10 hours and 44 minutes – that’s how long Tomio Okamura, leader of the far-right SPD party, spoke in the lower house of the Czech parliament. As the media indicate, the record-long speech may have been aimed at delaying the processing of the bill that would allow Czechs to vote by correspondence abroad.
On Thursday, members of the Czech Parliament’s Chamber of Deputies debated a bill that would make it possible Czechs postal voting abroad in elections parliamentary, presidential and European Parliament. However, Thursday’s proceedings were dominated by the leader of the opposition party SPD Tomio Okamura, who spoke for 10 hours and 44 minutes. The politician “thus broke his last year’s record, when he spoke for seven hours and seven minutes on February 28,” reported irozhlas.cz, the news portal of Czech Radio.

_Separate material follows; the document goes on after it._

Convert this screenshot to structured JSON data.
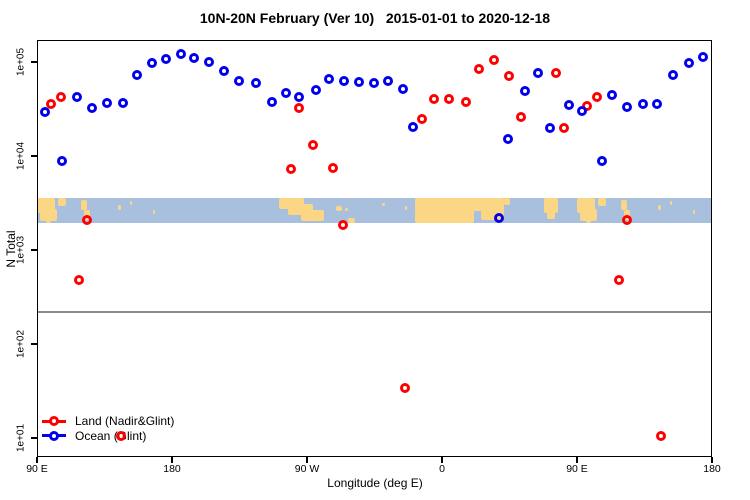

A record-breaking speech in the Czech parliament
Okamura began his speech by criticizing the idea of introducing postal voting, then began reading his master’s thesis on Tomáš Garrigue Masaryk, the first president of Czechoslovakia. – I’m only on page 42 of 100 – he said seven hours after entering the podium. He interspersed his reading of the work with critical remarks towards the government and public media.
Reprimanded by representatives of the Chamber of Deputies to talk about the postal elections, Okamura said that due to his position, “he can talk about whatever he wants.” Leaders of parliamentary clubs and political parties have no time limits for speaking in the lower house of the Czech Parliament.
“They want to at least delay the proceedings”
After the speech of the leader of the far-right SPD, several more MPs managed to speak. At. 21 the session was interrupted. They resumed on Friday morning. The Seznam Zprávy news portal indicated that, apart from Okamura, 68 MPs, mainly from the opposition, expressed their willingness to speak in the debate on postal elections, “who also want to at least delay the proceedings” of the bill enabling Czechs to vote by post abroad.
Tomio Okamura is from Japan. The SPD he leads was established in 2015. The party gained prominence in the Czech Republic thanks to its populist slogan “No to Islam, no to terrorism”, which became its main slogan in campaign before the 2017 parliamentary elections.